Filed under: Reviews
This film is based on the book, "The Garden of Eden", by Ernest Hemingway, which some speculate was semi-autobiographical and was published in 1986 after Hemingway's suicide. This is a story of love, sex, power and gender reversal during the jazz age, a time of newfound freedom and frivolity. Against this backdrop Hemingway reveals the psychological and sexual games of three young, wealthy and hedonistic characters.
Wandering aimlessly through Europe circa 1926, Catherine (Mena Suvari) a young and wild American heiress, meets David Bourne (Jack Huston, nephew of Angelica Huston), a successful American writer living in Paris. It is love or lust at first sight when they meet at an upscale artistic function. They marry almost immediately and honeymoon through Europe as the mood strikes Catherine. And strike it does. She is a restless soul with a decadent core, a volatile combination when combined with an unlimited source of funds. David becomes a willing but helpless and passive pawn in her game of debauchery. His heart and mind is an open book as she unintentionally, but most skillfully, seduces and reduces him to a shell of his real self, in her attempt to test his love for her. Catherine's hair becomes the measurement of her emotional state and she begins surprising David with shorter and shorter hair, finally dying it a stark white and demanding that he do the same.
Enter Marita (Caterina Murino), another rich, aimless, free-spirit and the ménage a trois is complete. David is reluctant at first, but as Jack Huston remarks about his character, "David is not hard to corrupt." Her dark, sensuous beauty is in stark contrast to this white-haired, beautiful and crazy couple. After the initial fun and games, the tension and jealousy begins to tear and rip them individually and collectively apart.
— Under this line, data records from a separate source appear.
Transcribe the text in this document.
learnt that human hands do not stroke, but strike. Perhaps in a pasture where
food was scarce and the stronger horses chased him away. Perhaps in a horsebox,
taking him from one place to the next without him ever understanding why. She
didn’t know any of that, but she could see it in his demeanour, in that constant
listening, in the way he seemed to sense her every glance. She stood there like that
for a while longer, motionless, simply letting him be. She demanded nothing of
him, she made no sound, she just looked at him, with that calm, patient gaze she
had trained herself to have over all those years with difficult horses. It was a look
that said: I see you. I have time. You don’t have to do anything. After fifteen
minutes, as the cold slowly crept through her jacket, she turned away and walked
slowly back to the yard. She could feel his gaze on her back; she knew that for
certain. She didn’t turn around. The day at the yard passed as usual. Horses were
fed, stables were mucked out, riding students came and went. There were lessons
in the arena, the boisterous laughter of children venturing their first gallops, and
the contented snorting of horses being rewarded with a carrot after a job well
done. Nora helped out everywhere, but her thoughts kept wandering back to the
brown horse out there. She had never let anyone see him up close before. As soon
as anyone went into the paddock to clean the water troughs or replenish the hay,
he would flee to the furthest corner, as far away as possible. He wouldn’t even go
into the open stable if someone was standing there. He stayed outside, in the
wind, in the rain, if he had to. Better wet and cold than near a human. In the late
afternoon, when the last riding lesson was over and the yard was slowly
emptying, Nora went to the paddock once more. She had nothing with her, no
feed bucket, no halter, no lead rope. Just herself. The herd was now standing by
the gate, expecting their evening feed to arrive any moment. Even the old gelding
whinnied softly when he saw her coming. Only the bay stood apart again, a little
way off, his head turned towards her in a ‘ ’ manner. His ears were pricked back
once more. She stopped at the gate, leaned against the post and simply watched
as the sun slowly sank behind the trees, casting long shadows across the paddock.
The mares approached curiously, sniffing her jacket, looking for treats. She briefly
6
Unexpectedly it edges into thriller territory, oddly reminiscent of old Hitchcock films.
Cinematographer Ashley Rowe has done a magnificent job of capturing the light and extraordinary landscapes, the opening scene looks like a Monet, but this movie has a couple of major problems. Having not read the book, I had no expectations and can be unbiased. The overall problem was this movie tried hard to be too many things and lost its general focus. Midway through the film, suddenly we're in flashbacks of David's youth in Africa as a boy with his tough and rigid father (Matthew Modine, a great actor playing a poorly written part), an elephant hunter. Huh? I learned at the interview that the original script had none of the African scenes and was added after production began. It's very apparent that this in no way fits the movie or lends itself to the plot. It's just kind of dropped in, like an unwelcome friend at the door, as you're getting ready to slip into a warm bath.
The script seemed lacking, but perhaps, since so much of this story required extraordinary chemistry, it could be the over-analysis of the character Ms. Suvari portrayed. There was a self-consciousness in the directing that seemed to inhibit the relationship. When the characters were in bed there was great attraction and heat, but something was missing in their unspoken encounters. So what started out as what I thought would be a period-style, Jane Austen type love story, turned into a very sexual, but futile story about a spoiled brat that takes anything she wants, including the soul of the man she loves. I don't mind being surprised, but this movie clunked along, rather than transitioning smoothly through the twists and turns. It's about destruction and jealousy but for no apparent reason other than boredom. Jack Huston and Caterina Marino generated real passion, lust and understandable longing, but ultimately I didn't care about these self-absorbed characters. The actors are all wonderful, incredible and supremely gifted but I think this is one of those projects that takes off, should have been shot down somewhere along the way, but kept getting pulled along because the creators were so invested in it that they lost sight of the whole. I really wanted to like this movie more, but I would say wait for the DVD.